A topsy-turvy, irrelevant and largely unnecessary tournament lurches towards a final. It has been characterised not by outstanding cricket but by wildly fluctuating performances. If a team vanquishes its opponent by 200 runs one day and loses by 105 a week later, which is the better team? One-sided games are not good contests and there hasn't been a good contest so far in Sri Lanka.
It makes you wonder if teams would have played differently if this were a World Cup, where every match counted towards something, where a defeat strengthened resolve for it meant a greater peak had been installed in the way. I have long argued that increasingly, audiences are only concerned with whether or not the home team is playing. It now seems that we are progressing towards audiences asking us whether or not a game is relevant. Sri Lanka could not produce crowds for a home game against India. It is an alarming, and peculiarly welcome sign.
Cricket cannot afford to throw up meaningless games before its benefactors, which is what spectators and television audiences are. If you want their money you must offer them a spectacle and while sometimes the promise may not be fulfilled, even the football world cup threw up many duds including the final, the intent has to come shining through. In any case, spotting cricket on a telecast these days grows increasingly difficult.
Players, however, cannot afford to treat a contest as just another game. They are fulfilling a dream that few can see realised. And the opposition is quick to spot laziness and arrogance anyway. Like an author, a cricketer signs his name on every innings he bats or bowls in; indeed for every cricket ball that challenges him on the field. It is a mandate he must feel privileged to uphold. Over the last couple of weeks I am not sure I got that impression every time.

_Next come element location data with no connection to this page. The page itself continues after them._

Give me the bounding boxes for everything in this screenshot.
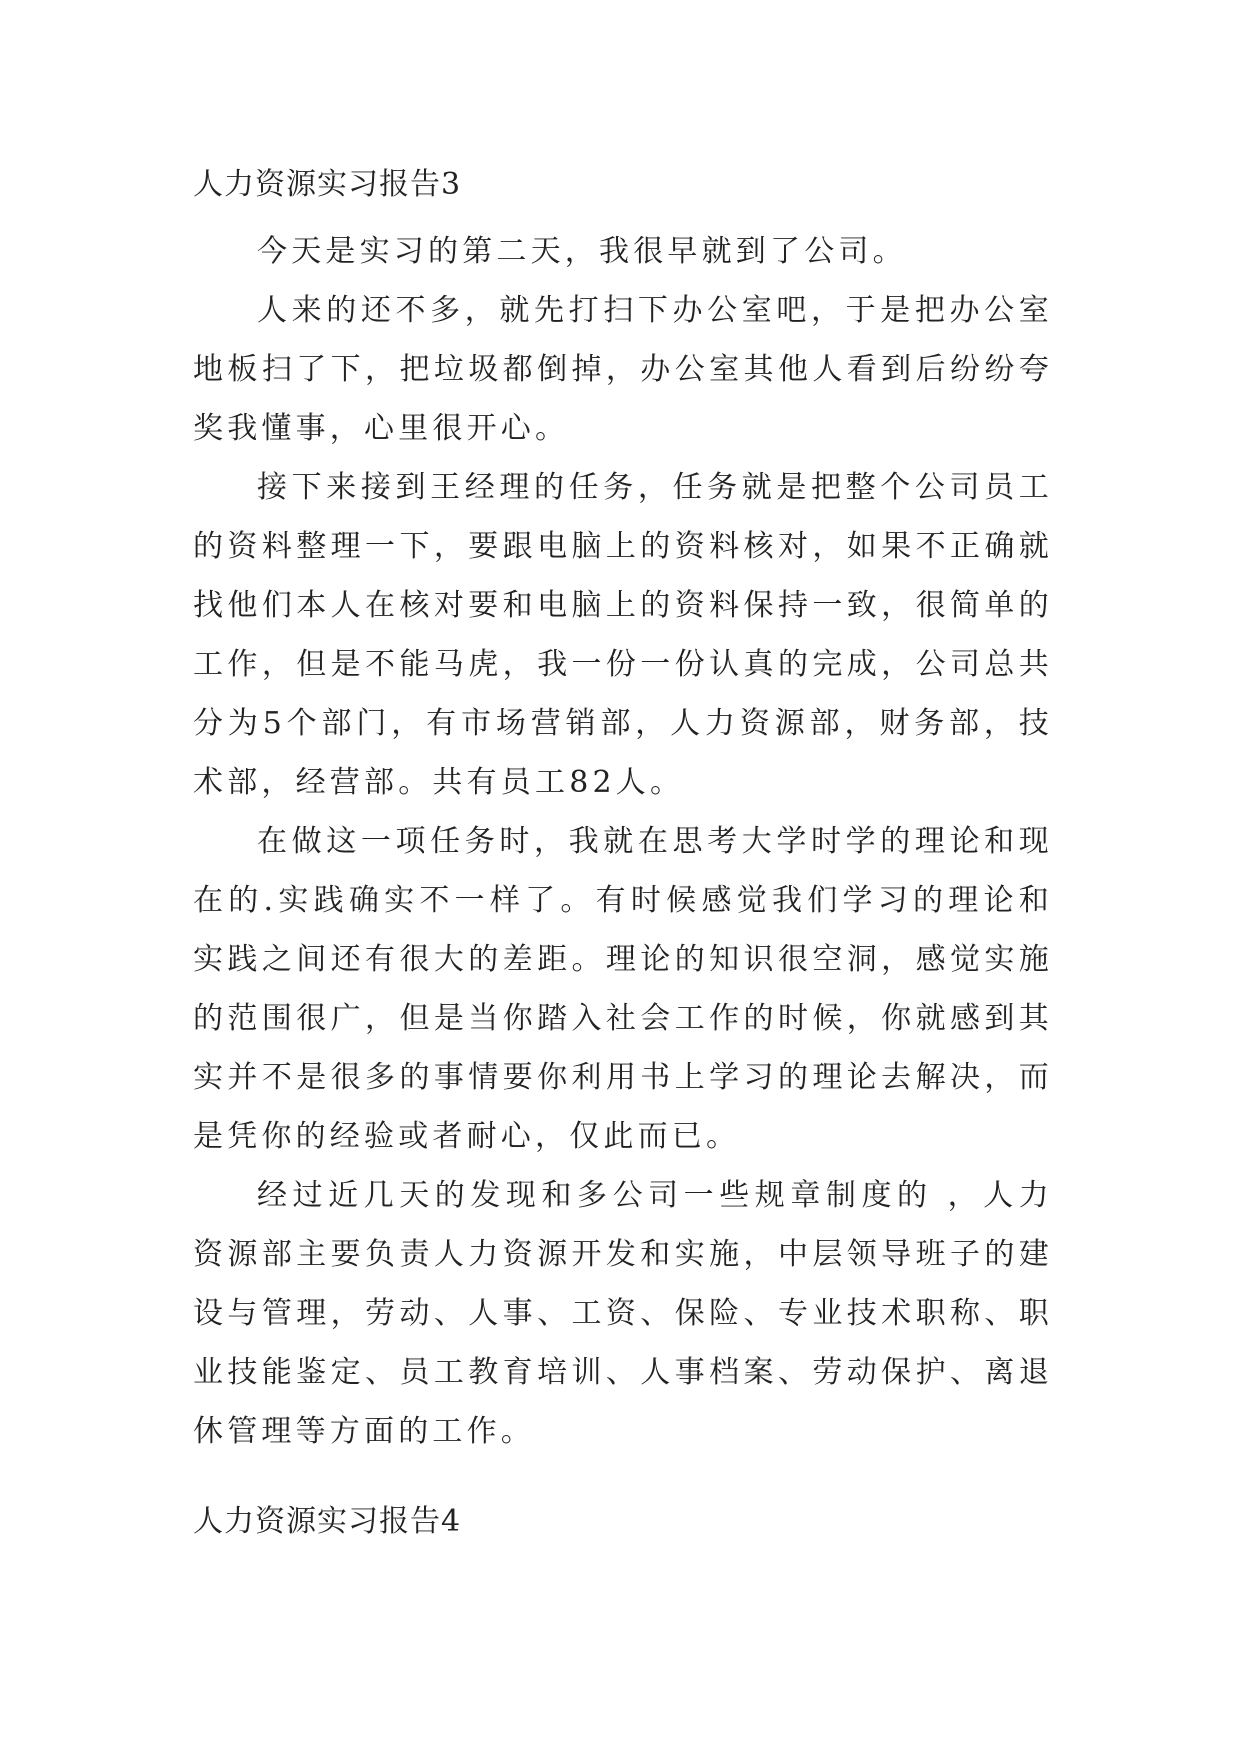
paragraph-4: 在做这一项任务时，我就在思考大学时学的理论和现在的.实践确实不一样了。有时候感觉我们学习的理论和实践之间还有很大的差距。理论的知识很空洞，感觉实施的范围很广，但是当你踏入社会工作的时候，你就感到其实并不是很多的事情要你利用书上学习的理论去解决，而是凭你的经验或者耐心，仅此而已。 bbox=[193, 824, 1053, 1154]
section-heading-4: 人力资源实习报告4 bbox=[193, 1504, 462, 1539]
paragraph-5: 经过近几天的发现和多公司一些规章制度的 ，人力资源部主要负责人力资源开发和实施，中层领导班子的建设与管理，劳动、人事、工资、保险、专业技术职称、职业技能鉴定、员工教育培训、人事档案、劳动保护、离退休管理等方面的工作。 bbox=[193, 1178, 1053, 1449]
paragraph-2: 人来的还不多，就先打扫下办公室吧，于是把办公室地板扫了下，把垃圾都倒掉，办公室其他人看到后纷纷夸奖我懂事，心里很开心。 bbox=[193, 293, 1053, 446]
section-body bbox=[193, 222, 1053, 1461]
section-heading-3: 人力资源实习报告3 bbox=[193, 167, 462, 202]
paragraph-3: 接下来接到王经理的任务，任务就是把整个公司员工的资料整理一下，要跟电脑上的资料核对，如果不正确就找他们本人在核对要和电脑上的资料保持一致，很简单的工作，但是不能马虎，我一份一份认真的完成，公司总共分为5个部门，有市场营销部，人力资源部，财务部，技术部，经营部。共有员工82人。 bbox=[193, 470, 1053, 800]
paragraph-1: 今天是实习的第二天，我很早就到了公司。 bbox=[257, 234, 907, 269]
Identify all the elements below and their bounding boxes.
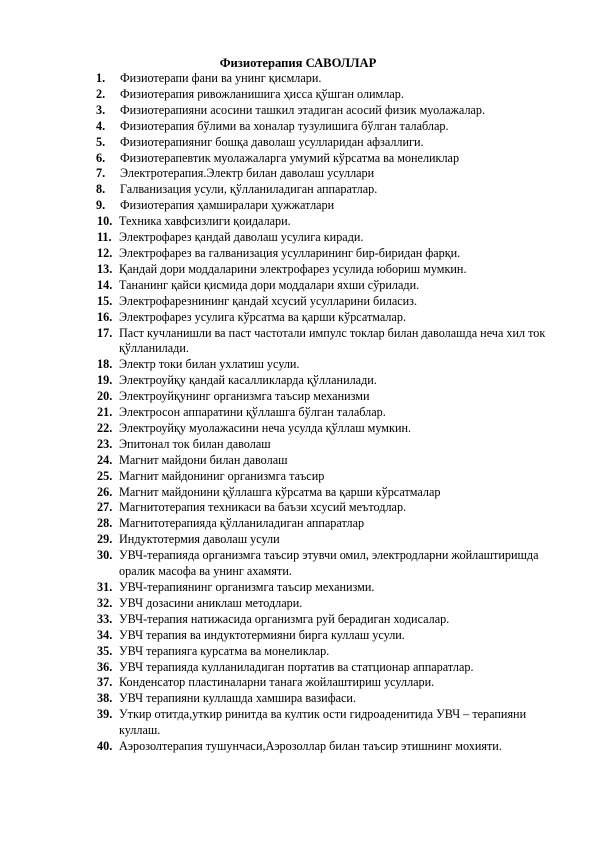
question-number: 11. (97, 230, 112, 245)
list-item (96, 373, 552, 389)
list-item (96, 246, 552, 262)
question-text: Физиотерапи фани ва унинг қисмлари. (120, 71, 322, 85)
question-number: 38. (97, 691, 113, 706)
question-text: Магнит майдониниг организмга таъсир (119, 468, 325, 483)
question-text: Тананинг қайси қисмида дори моддалари яхши сўрилади. (119, 277, 420, 292)
list-item (96, 151, 552, 167)
question-text: Физиотерапия ҳамширалари ҳужжатлари (120, 198, 335, 213)
question-text: УВЧ терапияга курсатма ва монеликлар. (119, 643, 330, 658)
list-item (96, 278, 552, 294)
question-text: Электрофарез қандай даволаш усулига киради. (119, 230, 364, 245)
list-item (96, 214, 552, 230)
question-text: Эпитонал ток билан даволаш (119, 436, 271, 451)
question-text: Физиотерапия ривожланишига ҳисса қўшган олимлар. (120, 86, 404, 101)
document-title: Физиотерапия САВОЛЛАР (219, 56, 377, 70)
question-number: 17. (97, 325, 113, 340)
list-item (96, 182, 552, 198)
question-text: УВЧ-терапиянинг организмга таъсир механизми. (119, 580, 375, 594)
list-item (96, 485, 552, 501)
question-number: 18. (97, 357, 113, 372)
question-number: 36. (97, 659, 113, 674)
question-number: 29. (97, 532, 113, 547)
question-text: Физиотерапевтик муолажаларга умумий кўрсатма ва монеликлар (120, 150, 460, 165)
list-item (96, 294, 552, 310)
question-text: УВЧ дозасини аниклаш методлари. (119, 595, 303, 610)
question-text: Электросон аппаратини қўллашга бўлган талаблар. (119, 405, 386, 420)
list-item (96, 87, 552, 103)
question-number: 4. (96, 118, 106, 133)
list-item (96, 532, 552, 548)
question-text: УВЧ терапия ва индуктотермияни бирга куллаш усули. (119, 627, 405, 642)
question-number: 6. (96, 150, 106, 165)
question-text: Физиотерапияниг бошқа даволаш усулларидан афзаллиги. (120, 134, 424, 149)
list-item (96, 437, 552, 453)
list-item (96, 516, 552, 532)
question-number: 5. (96, 134, 106, 149)
question-number: 16. (97, 309, 113, 324)
list-item (96, 119, 552, 135)
list-item (96, 644, 552, 660)
question-number: 40. (97, 739, 113, 754)
list-item (96, 262, 552, 278)
question-number: 2. (96, 86, 106, 101)
list-item (96, 739, 552, 755)
question-number: 1. (96, 71, 106, 85)
question-text: Галванизация усули, қўлланиладиган аппаратлар. (120, 182, 378, 197)
list-item (96, 405, 552, 421)
question-number: 37. (97, 675, 113, 690)
question-text: Индуктотермия даволаш усули (119, 532, 280, 547)
list-item (96, 548, 552, 580)
list-item (96, 230, 552, 246)
list-item (96, 326, 552, 358)
list-item (96, 612, 552, 628)
question-text: Магнитотерапияда қўлланиладиган аппаратлар (119, 516, 365, 531)
question-number: 32. (97, 595, 113, 610)
question-text: Магнитотерапия техникаси ва баъзи хсусий меътодлар. (119, 500, 407, 515)
list-item (96, 596, 552, 612)
question-text: УВЧ-терапияда организмга таъсир этувчи омил, электродларни жойлаштиришда оралик масофа ва унинг ахамяти. (119, 548, 539, 579)
question-text: Аэрозолтерапия тушунчаси,Аэрозоллар билан таъсир этишнинг мохияти. (119, 739, 502, 754)
list-item (96, 453, 552, 469)
question-text: Электроуйқу муолажасини неча усулда қўллаш мумкин. (119, 420, 412, 435)
question-text: Паст кучланишли ва паст частотали импулс токлар билан даволашда неча хил ток қўлланилади. (119, 325, 546, 356)
question-text: Электрофарезнининг қандай хсусий усулларини биласиз. (119, 293, 418, 308)
question-number: 8. (96, 182, 106, 197)
question-number: 25. (97, 468, 113, 483)
list-item (96, 580, 552, 596)
question-list (96, 71, 552, 755)
list-item (96, 660, 552, 676)
list-item (96, 691, 552, 707)
question-text: УВЧ терапияда кулланиладиган портатив ва статционар аппаратлар. (119, 659, 474, 674)
question-number: 3. (96, 102, 106, 117)
list-item (96, 310, 552, 326)
list-item (96, 166, 552, 182)
question-text: УВЧ-терапия натижасида организмга руй берадиган ходисалар. (119, 611, 450, 626)
question-number: 27. (97, 500, 113, 515)
question-text: Электрофарез ва галванизация усулларининг бир-биридан фарқи. (119, 245, 461, 260)
question-text: Электр токи билан ухлатиш усули. (119, 357, 300, 372)
question-number: 19. (97, 373, 113, 388)
question-number: 33. (97, 611, 113, 626)
question-number: 22. (97, 420, 113, 435)
question-number: 34. (97, 627, 113, 642)
question-text: Техника хавфсизлиги қоидалари. (119, 214, 291, 229)
question-text: Конденсатор пластиналарни танага жойлаштириш усуллари. (119, 675, 435, 690)
question-text: Қандай дори моддаларини электрофарез усулида юбориш мумкин. (119, 261, 467, 276)
question-number: 13. (97, 261, 113, 276)
question-number: 20. (97, 389, 113, 404)
list-item (96, 103, 552, 119)
question-number: 14. (97, 277, 113, 292)
list-item (96, 198, 552, 214)
list-item (96, 675, 552, 691)
question-text: Магнит майдонини қўллашга кўрсатма ва қарши кўрсатмалар (119, 484, 441, 499)
question-text: Физиотерапия бўлими ва хоналар тузулишига бўлган талаблар. (120, 118, 449, 133)
question-text: Электроуйқу қандай касалликларда қўлланилади. (119, 373, 377, 388)
question-text: Электротерапия.Электр билан даволаш усуллари (120, 166, 375, 181)
list-item (96, 135, 552, 151)
question-text: Уткир отитда,уткир ринитда ва култик ости гидроаденитида УВЧ – терапияни куллаш. (119, 707, 527, 738)
question-number: 10. (97, 214, 113, 229)
question-text: Электрофарез усулига кўрсатма ва қарши кўрсатмалар. (119, 309, 407, 324)
list-item (96, 500, 552, 516)
question-number: 30. (97, 548, 113, 563)
question-number: 15. (97, 293, 113, 308)
question-text: Электроуйқунинг организмга таъсир механизми (119, 389, 370, 404)
question-number: 24. (97, 452, 113, 467)
question-number: 9. (96, 198, 106, 213)
question-number: 23. (97, 436, 113, 451)
list-item (96, 71, 552, 87)
list-item (96, 357, 552, 373)
list-item (96, 389, 552, 405)
question-number: 35. (97, 643, 113, 658)
question-text: УВЧ терапияни куллашда хамшира вазифаси. (119, 691, 356, 706)
question-number: 21. (97, 405, 113, 420)
question-number: 39. (97, 707, 113, 722)
question-number: 28. (97, 516, 113, 531)
question-text: Магнит майдони билан даволаш (119, 452, 288, 467)
question-number: 7. (96, 166, 106, 181)
question-number: 26. (97, 484, 113, 499)
question-number: 31. (97, 580, 113, 594)
list-item (96, 421, 552, 437)
list-item (96, 628, 552, 644)
question-number: 12. (97, 245, 113, 260)
question-text: Физиотерапияни асосини ташкил этадиган асосий физик муолажалар. (120, 102, 486, 117)
list-item (96, 469, 552, 485)
list-item (96, 707, 552, 739)
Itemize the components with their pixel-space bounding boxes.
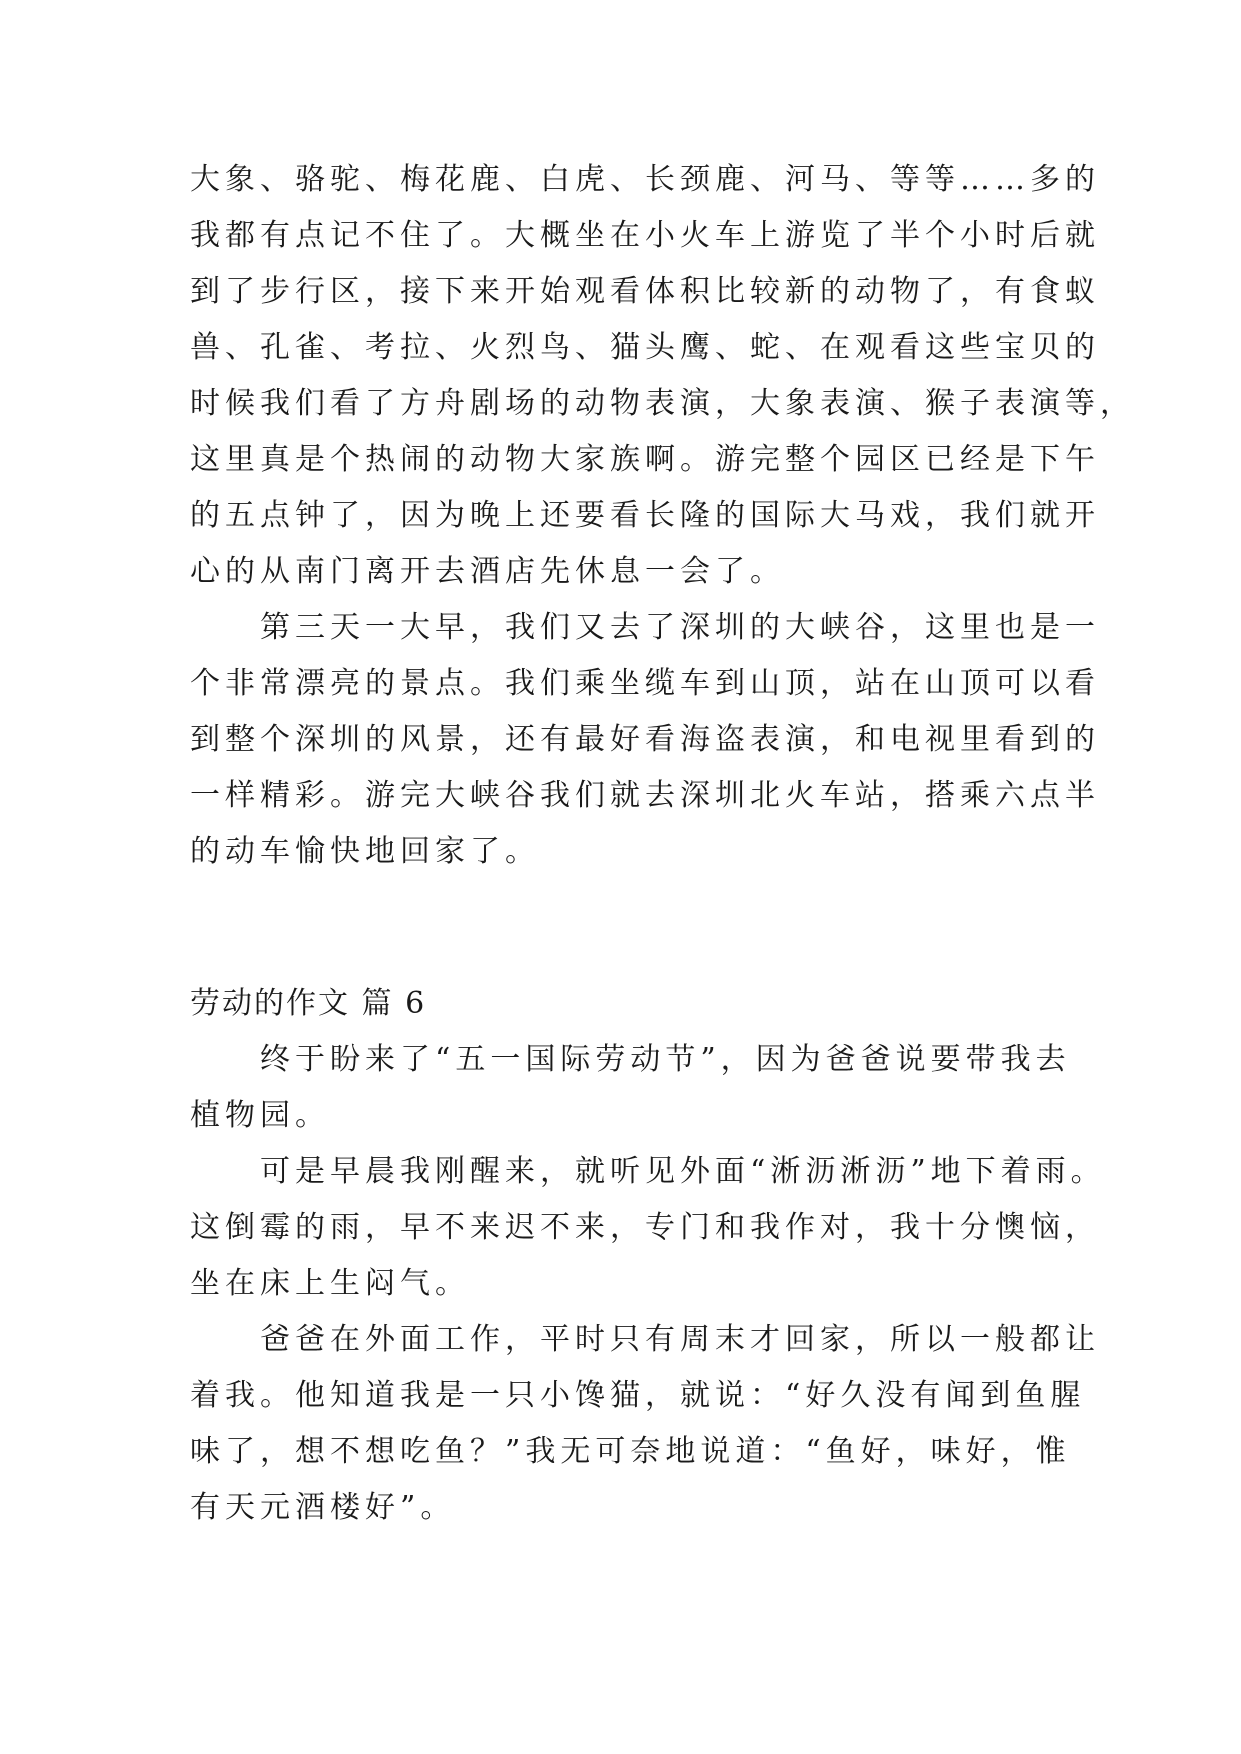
text-line: 可是早晨我刚醒来，就听见外面“淅沥淅沥”地下着雨。 <box>260 1154 1106 1189</box>
text-line: 这倒霉的雨，早不来迟不来，专门和我作对，我十分懊恼， <box>190 1210 1100 1245</box>
text-line: 一样精彩。游完大峡谷我们就去深圳北火车站，搭乘六点半 <box>190 778 1100 813</box>
text-line: 大象、骆驼、梅花鹿、白虎、长颈鹿、河马、等等……多的 <box>190 162 1100 197</box>
text-line: 时候我们看了方舟剧场的动物表演，大象表演、猴子表演等， <box>190 386 1135 421</box>
text-line: 到了步行区，接下来开始观看体积比较新的动物了，有食蚁 <box>190 274 1100 309</box>
text-line: 坐在床上生闷气。 <box>190 1266 470 1301</box>
text-line: 终于盼来了“五一国际劳动节”，因为爸爸说要带我去 <box>260 1042 1071 1077</box>
text-line: 的五点钟了，因为晚上还要看长隆的国际大马戏，我们就开 <box>190 498 1100 533</box>
paragraph-labor-day <box>190 1032 1106 1536</box>
text-line: 着我。他知道我是一只小馋猫，就说：“好久没有闻到鱼腥 <box>190 1378 1086 1413</box>
text-line: 心的从南门离开去酒店先休息一会了。 <box>190 554 785 589</box>
text-line: 有天元酒楼好”。 <box>190 1490 456 1525</box>
paragraph-third-day <box>190 600 1100 880</box>
text-line: 味了，想不想吃鱼？”我无可奈地说道：“鱼好，味好，惟 <box>190 1434 1071 1469</box>
text-line: 爸爸在外面工作，平时只有周末才回家，所以一般都让 <box>260 1322 1100 1357</box>
text-line: 第三天一大早，我们又去了深圳的大峡谷，这里也是一 <box>260 610 1100 645</box>
text-line: 植物园。 <box>190 1098 330 1133</box>
paragraph-zoo-continued <box>190 152 1135 600</box>
text-line: 我都有点记不住了。大概坐在小火车上游览了半个小时后就 <box>190 218 1100 253</box>
text-line: 这里真是个热闹的动物大家族啊。游完整个园区已经是下午 <box>190 442 1100 477</box>
text-line: 兽、孔雀、考拉、火烈鸟、猫头鹰、蛇、在观看这些宝贝的 <box>190 330 1100 365</box>
text-line: 到整个深圳的风景，还有最好看海盗表演，和电视里看到的 <box>190 722 1100 757</box>
text-line: 的动车愉快地回家了。 <box>190 834 540 869</box>
essay-heading: 劳动的作文 篇 6 <box>190 986 427 1021</box>
text-line: 个非常漂亮的景点。我们乘坐缆车到山顶，站在山顶可以看 <box>190 666 1100 701</box>
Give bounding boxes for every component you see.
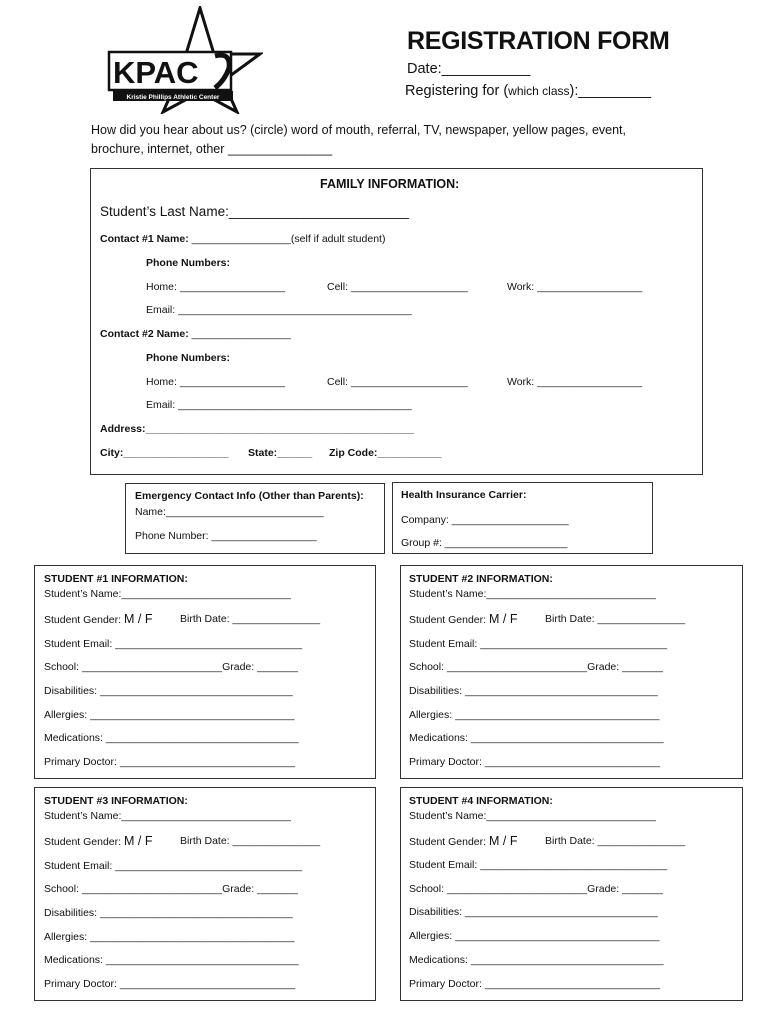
student-4-medications-field[interactable]: Medications: _________________________________ [409, 954, 664, 966]
contact1-phone-heading: Phone Numbers: [146, 257, 231, 269]
student-4-allergies-field[interactable]: Allergies: ___________________________________ [409, 930, 660, 942]
student-2-allergies-field[interactable]: Allergies: ___________________________________ [409, 709, 660, 721]
student-3-medications-field[interactable]: Medications: _________________________________ [44, 954, 299, 966]
student-3-disabilities-field[interactable]: Disabilities: _________________________________ [44, 907, 293, 919]
address-field[interactable]: Address:______________________________________________ [100, 423, 415, 435]
student-4-disabilities-field[interactable]: Disabilities: _________________________________ [409, 906, 658, 918]
student-1-birth-date-field[interactable]: Birth Date: _______________ [180, 613, 321, 625]
student-2-email-field[interactable]: Student Email: ________________________________ [409, 638, 668, 650]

India must also be concerned by the inconsistency of the younger players. Across professions, consistency is a direct product of work ethic. The greats were defined by their consistency because they were wedded to work ethic. No oddball gambler ever achieved greatness. Some, like Shane Warne, suggest occasionally that they might be mavericks but when his leg break didn't obey the bowler's command, he worked harder than anybody else on it. Sometimes I feel the lessons from the legends are misplaced in satiated youthfulness.
And so, in the four games played at Dambulla, India's batting seemed to revert to the old movie formula; one hero, one supporting actor and no one else of any consequence really. This was the opportunity for challengers to Tendulkar, Gambhir, Harbhajan and Zaheer to make a statement. They haven't yet. If anything has been gained it is that Sehwag is doing his one-day career some justice. With every innings he seems to rise above his generation and earn for himself a more exalted place.
Meanwhile the IPL, and the BCCI, lurches from one controversy to another. Clearly no organisation is run by monks, and who knows there might be political undercurrents in monasteries as well, but the quality of governance must remain non-negotiable. With disciplinary issues smothering cricketing ones, the IPL must wake up to the blow its image is taking. Whether or not media allegations are true, the damage in the eyes of the public has to be addressed. An outstanding brand cannot lapse into somnolence; cannot be defined by committees and a bureaucracy.
IPL needs refurbishing
Outside of India's private sector, which has many islands of excellence amidst other less agreeable ones, brand India has rarely been characterised by outstanding governance. For every success story in software, telecom and manufacturing, we have the Commonwealth Games to portray us as pathetic, bumbling organisers. The IPL promised to be different, to be a genuine global sports brand born and nurtured in India. It can still be but its mind seems to be elsewhere, caught up in committees and personal conflict. Like India's young middle order, it needs some refurbishing.